The judges refused to give relief to the petitioner, and asked instead what action had been taken against her till date besides her suspension. When the petitioner said that she wanted the FIRs clubbed because she was facing a security threat and it would not be safe to travel to various States, the bench asked if she was not a security threat herself. The two judges also said her apology was insufficient and she should apologise on television to the entire nation.
Although these were observations by the bench and not part of the final order, that the judges took such a strong stand was seen by some as a significant intervention by the judiciary in an incendiary matter.
There has, however, been an outpouring of support for both Nupur Sharma and the murdered men across north India. Rallies have been taken out and slogans raised by both sides.
Meanwhile, a Delhi-based priest, Ajay Gautam, while endorsing Nupur Sharma’s comments on the Prophet, sent a petition to the Chief Justice of India (CJI) demanding that the “unwarranted” comments by the judges be withdrawn. A group of retired judges, military officials and bureaucrats also wrote a letter to the CJI criticising the two judges for not protecting the fundamental rights of Nupur Sharma and for breaching “judicial ethics”.
The justices faced a backlash on social media too, compelling one of them to say that personal attacks on judges harm the rule of law. Addressing the Justice H.R. Khanna Memorial Symposium, Justice Pardiwala said that social media was being used for personalised opinions rather than a critical appraisal of judgments.

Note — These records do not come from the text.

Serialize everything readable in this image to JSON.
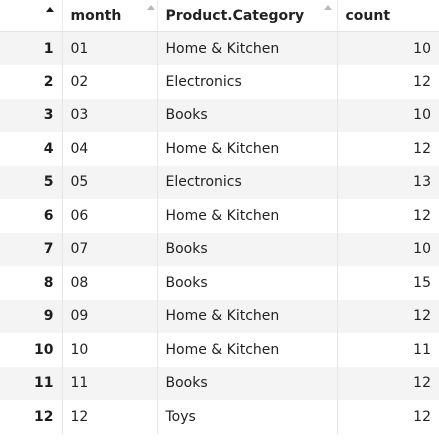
{
  "table": {
    "headers": {
      "index": "",
      "month": "month",
      "category": "Product.Category",
      "count": "count"
    },
    "rows": [
      {
        "idx": "1",
        "month": "01",
        "category": "Home & Kitchen",
        "count": "10"
      },
      {
        "idx": "2",
        "month": "02",
        "category": "Electronics",
        "count": "12"
      },
      {
        "idx": "3",
        "month": "03",
        "category": "Books",
        "count": "10"
      },
      {
        "idx": "4",
        "month": "04",
        "category": "Home & Kitchen",
        "count": "12"
      },
      {
        "idx": "5",
        "month": "05",
        "category": "Electronics",
        "count": "13"
      },
      {
        "idx": "6",
        "month": "06",
        "category": "Home & Kitchen",
        "count": "12"
      },
      {
        "idx": "7",
        "month": "07",
        "category": "Books",
        "count": "10"
      },
      {
        "idx": "8",
        "month": "08",
        "category": "Books",
        "count": "15"
      },
      {
        "idx": "9",
        "month": "09",
        "category": "Home & Kitchen",
        "count": "12"
      },
      {
        "idx": "10",
        "month": "10",
        "category": "Home & Kitchen",
        "count": "11"
      },
      {
        "idx": "11",
        "month": "11",
        "category": "Books",
        "count": "12"
      },
      {
        "idx": "12",
        "month": "12",
        "category": "Toys",
        "count": "12"
      }
    ]
  },
  "icons": {
    "sort": "sort-triangle-icon"
  }
}
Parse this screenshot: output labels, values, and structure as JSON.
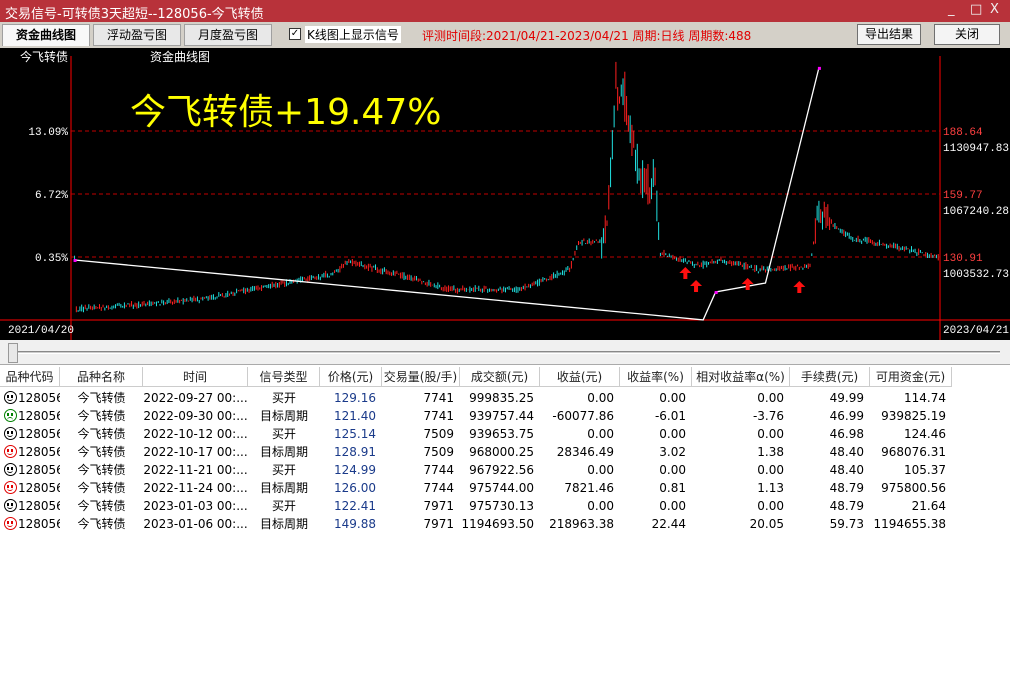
{
  "window": {
    "title": "交易信号-可转债3天超短--128056-今飞转债",
    "controls": [
      "_",
      "□",
      "X"
    ]
  },
  "toolbar": {
    "tabs": [
      "资金曲线图",
      "浮动盈亏图",
      "月度盈亏图"
    ],
    "active_tab": 0,
    "checkbox_label": "K线图上显示信号",
    "checkbox_checked": true,
    "info": "评测时间段:2021/04/21-2023/04/21  周期:日线  周期数:488",
    "export_label": "导出结果",
    "close_label": "关闭"
  },
  "chart": {
    "name_label": "今飞转债",
    "chart_label": "资金曲线图",
    "headline": "今飞转债+19.47%",
    "left_axis": [
      "13.09%",
      "6.72%",
      "0.35%"
    ],
    "right_price": [
      "188.64",
      "159.77",
      "130.91"
    ],
    "right_equity": [
      "1130947.83",
      "1067240.28",
      "1003532.73"
    ],
    "start_date": "2021/04/20",
    "end_date": "2023/04/21",
    "colors": {
      "up": "#ff2020",
      "down": "#20e0e0",
      "equity": "#ffffff",
      "grid": "#c00000",
      "headline": "#ffff00"
    },
    "equity_curve": [
      {
        "bar": 2,
        "pct": 0.05
      },
      {
        "bar": 355,
        "pct": -6.01
      },
      {
        "bar": 362,
        "pct": -3.19
      },
      {
        "bar": 390,
        "pct": -2.28
      },
      {
        "bar": 420,
        "pct": 19.47
      }
    ],
    "signal_bars": [
      345,
      351,
      380,
      409
    ]
  },
  "table": {
    "columns": [
      "品种代码",
      "品种名称",
      "时间",
      "信号类型",
      "价格(元)",
      "交易量(股/手)",
      "成交额(元)",
      "收益(元)",
      "收益率(%)",
      "相对收益率α(%)",
      "手续费(元)",
      "可用资金(元)"
    ],
    "rows": [
      {
        "face": "neutral",
        "code": "128056",
        "name": "今飞转债",
        "time": "2022-09-27 00:...",
        "type": "买开",
        "price": "129.16",
        "vol": "7741",
        "amount": "999835.25",
        "profit": "0.00",
        "rate": "0.00",
        "alpha": "0.00",
        "fee": "49.99",
        "cash": "114.74"
      },
      {
        "face": "loss",
        "code": "128056",
        "name": "今飞转债",
        "time": "2022-09-30 00:...",
        "type": "目标周期",
        "price": "121.40",
        "vol": "7741",
        "amount": "939757.44",
        "profit": "-60077.86",
        "rate": "-6.01",
        "alpha": "-3.76",
        "fee": "46.99",
        "cash": "939825.19"
      },
      {
        "face": "neutral",
        "code": "128056",
        "name": "今飞转债",
        "time": "2022-10-12 00:...",
        "type": "买开",
        "price": "125.14",
        "vol": "7509",
        "amount": "939653.75",
        "profit": "0.00",
        "rate": "0.00",
        "alpha": "0.00",
        "fee": "46.98",
        "cash": "124.46"
      },
      {
        "face": "win",
        "code": "128056",
        "name": "今飞转债",
        "time": "2022-10-17 00:...",
        "type": "目标周期",
        "price": "128.91",
        "vol": "7509",
        "amount": "968000.25",
        "profit": "28346.49",
        "rate": "3.02",
        "alpha": "1.38",
        "fee": "48.40",
        "cash": "968076.31"
      },
      {
        "face": "neutral",
        "code": "128056",
        "name": "今飞转债",
        "time": "2022-11-21 00:...",
        "type": "买开",
        "price": "124.99",
        "vol": "7744",
        "amount": "967922.56",
        "profit": "0.00",
        "rate": "0.00",
        "alpha": "0.00",
        "fee": "48.40",
        "cash": "105.37"
      },
      {
        "face": "win",
        "code": "128056",
        "name": "今飞转债",
        "time": "2022-11-24 00:...",
        "type": "目标周期",
        "price": "126.00",
        "vol": "7744",
        "amount": "975744.00",
        "profit": "7821.46",
        "rate": "0.81",
        "alpha": "1.13",
        "fee": "48.79",
        "cash": "975800.56"
      },
      {
        "face": "neutral",
        "code": "128056",
        "name": "今飞转债",
        "time": "2023-01-03 00:...",
        "type": "买开",
        "price": "122.41",
        "vol": "7971",
        "amount": "975730.13",
        "profit": "0.00",
        "rate": "0.00",
        "alpha": "0.00",
        "fee": "48.79",
        "cash": "21.64"
      },
      {
        "face": "win",
        "code": "128056",
        "name": "今飞转债",
        "time": "2023-01-06 00:...",
        "type": "目标周期",
        "price": "149.88",
        "vol": "7971",
        "amount": "1194693.50",
        "profit": "218963.38",
        "rate": "22.44",
        "alpha": "20.05",
        "fee": "59.73",
        "cash": "1194655.38"
      }
    ]
  }
}
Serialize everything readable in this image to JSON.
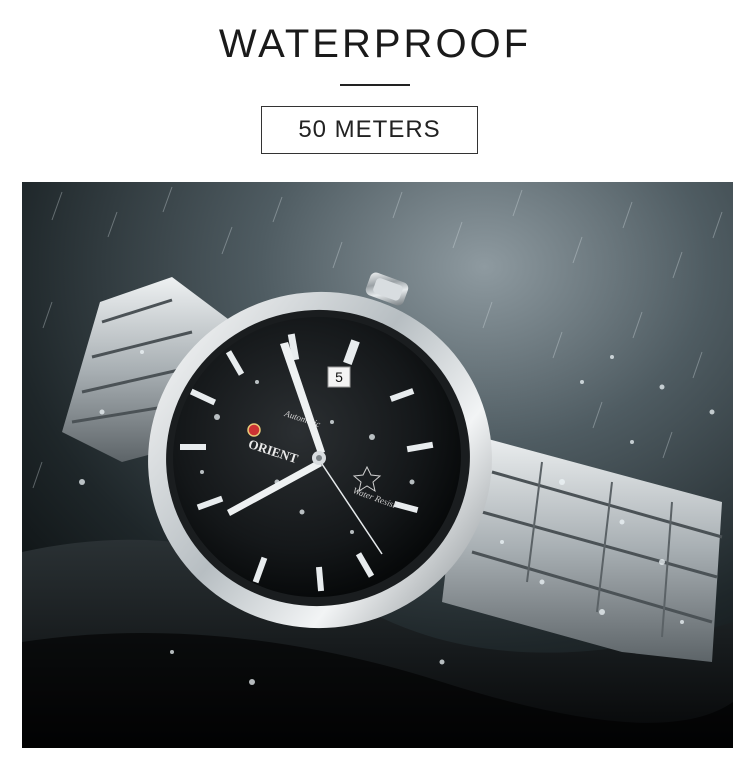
{
  "heading": {
    "title": "WATERPROOF",
    "subtitle": "50 METERS"
  },
  "photo": {
    "dial_brand": "ORIENT",
    "dial_script": "Automatic",
    "dial_script_2": "Water Resist",
    "date_window": "5"
  }
}
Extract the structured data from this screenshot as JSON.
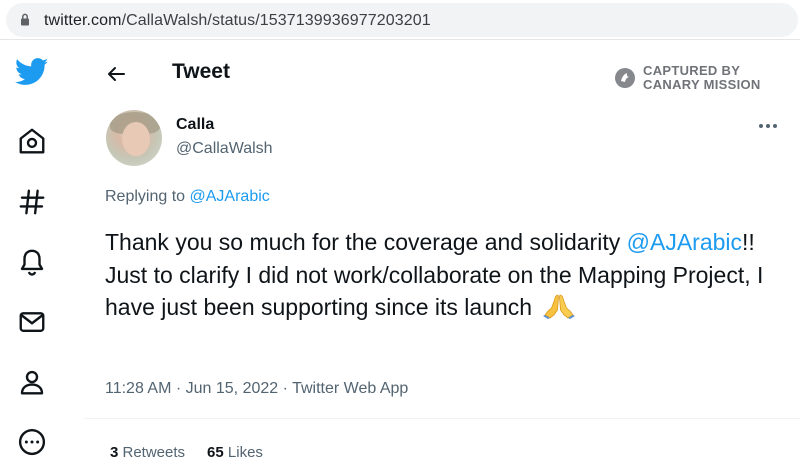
{
  "browser": {
    "url_domain": "twitter.com",
    "url_path": "/CallaWalsh/status/1537139936977203201"
  },
  "nav": {
    "items": [
      {
        "name": "twitter-logo-icon"
      },
      {
        "name": "home-icon"
      },
      {
        "name": "explore-hashtag-icon"
      },
      {
        "name": "notifications-bell-icon"
      },
      {
        "name": "messages-mail-icon"
      },
      {
        "name": "profile-person-icon"
      },
      {
        "name": "more-circle-icon"
      }
    ],
    "brand_color": "#1d9bf0"
  },
  "header": {
    "title": "Tweet",
    "watermark_line1": "CAPTURED BY",
    "watermark_line2": "CANARY MISSION"
  },
  "tweet": {
    "display_name": "Calla",
    "handle": "@CallaWalsh",
    "replying_prefix": "Replying to ",
    "replying_to": "@AJArabic",
    "text_part1": "Thank you so much for the coverage and solidarity ",
    "text_mention": "@AJArabic",
    "text_part2": "!! Just to clarify I did not work/collaborate on the Mapping Project, I have just been supporting since its launch",
    "emoji": "folded-hands",
    "timestamp": "11:28 AM · Jun 15, 2022 · Twitter Web App",
    "retweets_count": "3",
    "retweets_label": " Retweets",
    "likes_count": "65",
    "likes_label": " Likes"
  },
  "colors": {
    "link": "#1d9bf0",
    "secondary_text": "#536471",
    "primary_text": "#0f1419"
  }
}
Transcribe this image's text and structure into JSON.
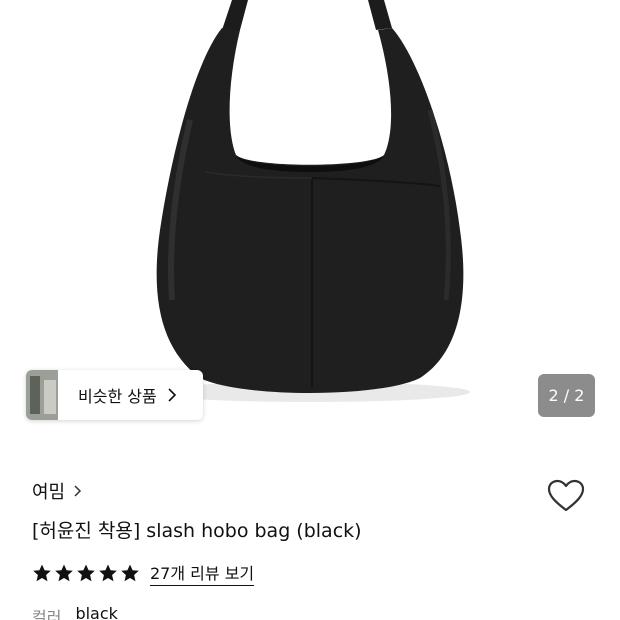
{
  "gallery": {
    "similar_label": "비슷한 상품",
    "page_indicator": "2 / 2"
  },
  "product": {
    "brand": "여밈",
    "title": "[허윤진 착용] slash hobo bag (black)",
    "rating_stars": 5,
    "review_link": "27개 리뷰 보기",
    "option_label": "컬러",
    "option_value": "black"
  },
  "icons": {
    "similar_chevron": "chevron-right-icon",
    "brand_chevron": "chevron-right-icon",
    "wishlist": "heart-outline-icon",
    "star": "star-filled-icon"
  },
  "colors": {
    "text": "#111111",
    "muted": "#888888",
    "indicator_bg": "#787878"
  }
}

Meanwhile, communal mobilisation after the murders has continued unabated. At Manesar, Gurgaon, in Haryana, a panchayat was held on July 3 in which Bajrang Dal and Vishwa Hindu Parishad members called for the eviction of illegal migrants and the boycott of Muslim shopkeepers.
They claimed that they were doing so in concern over the growing religious fundamentalism and jihadist forces that they alleged had taken root in the country. Gurgaon has earlier seen meat shops being shut down during Ram Navmi and a campaign against the offering of namaz in officially designated open spaces.
Another aspect of this unfolding drama has been the irresponsible coverage on certain television channels, which aired disturbing images of the Udaipur murder incessantly, adding to the hysteria. Interestingly, the editor-in-chief of the television channel where Nupur Sharma had been allowed to air her inflammatory comments, argued on the editorial pages of a leading daily that the BJP should target hate speech in its ranks and be guided in its policies by pragmatism and not expediency. Meanwhile, anchors of the same channel continued convincing viewers that there was no connection between Nupur Sharma’s comments and the two killings.
The BJP might try to distance itself from the comments of its former spokespersons by calling them “fringe elements”, but the difference in its approach to various communal incidents is hard to miss. While it has urgently deployed Central agencies to uncover a terror angle in the latest murders, earlier episodes such as the lynching of Afrazul or the more recent killing of Bhanwarlal Jain, a mentally ill senior citizen, by Dinesh Kushwaha, a BJP leader in Madhya Pradesh who thought the old man was a Muslim named Mohammed, have not received equal condemnation.
It is significant that Rajasthan goes to polls next year. The party might be banking on the communal polarisation around Teli’s murder to reap political dividends.